Le genre conduit moins à une indifférenciation qu’à une désidentification, à un brouillage des codes sexués dont nous héritons. La nature ne dictant rien, le masculin et le féminin n’étant, pour le « genre », que jeux de rôles  – « Le travesti, écrit Éric Fassin, est notre vérité à tous » –, l’individu n’atteste sa liberté qu’en s’émancipant de cet héritage. Or, c’est en faisant apparaître le caractère historique, conventionnel, de normes dont il n’est pas l’auteur, que le « genre » escompte délier chacun de son allégeance à ces normes.

Il s’agit bien de renvoyer l’antique division entre les sexes de l’« historicité » à la « caducité », comme vous l’écrivez…

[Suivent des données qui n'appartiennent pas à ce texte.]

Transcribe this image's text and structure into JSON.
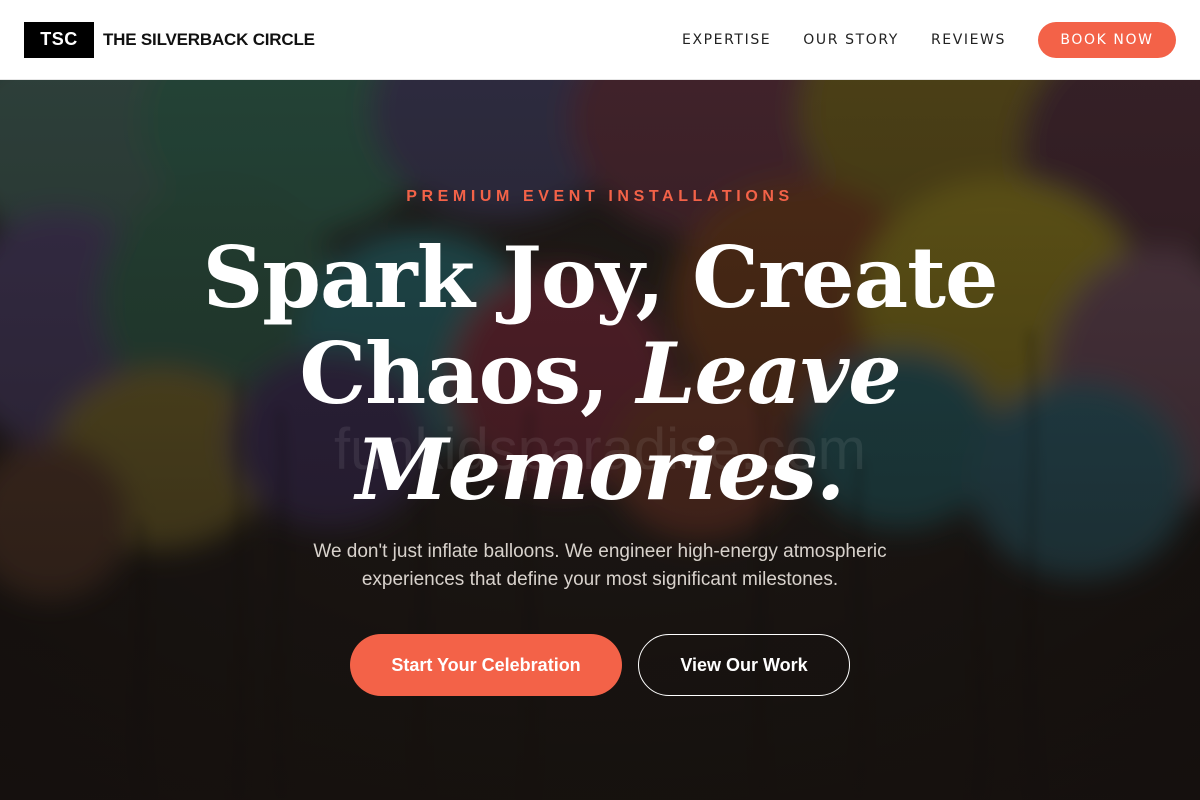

Tel était clairement et nettement l’objectif des fameux ABCD de l’égalité : pourquoi faire étudier le portrait en pied de Louis XIV par Rigaud, montrant le souverain portant talons hauts, porte-jarretelles, et bas en soie ? Afin de faire prendre conscience à nos chères têtes blondes, comme on ne devrait plus dire, de la contingence des codes vestimentaires auxquels les soumettent la société, les adultes, à commencer par leurs parents. Toute transmission de manières d’être, de formes, est requalifiée en « formatage », et les agents de cette transmission sont assimilés à des collaborateurs d’un vieux monde rassis, frileux, replié sur lui-même… Plus encore que la nature, la cible du « genre » est la civilisation, le monde de significations institué qui nous précède et nous excède. « La civilisation, dit magnifiquement l’ethnologue Margaret Mead, n’est pas l’œuvre des enfants. »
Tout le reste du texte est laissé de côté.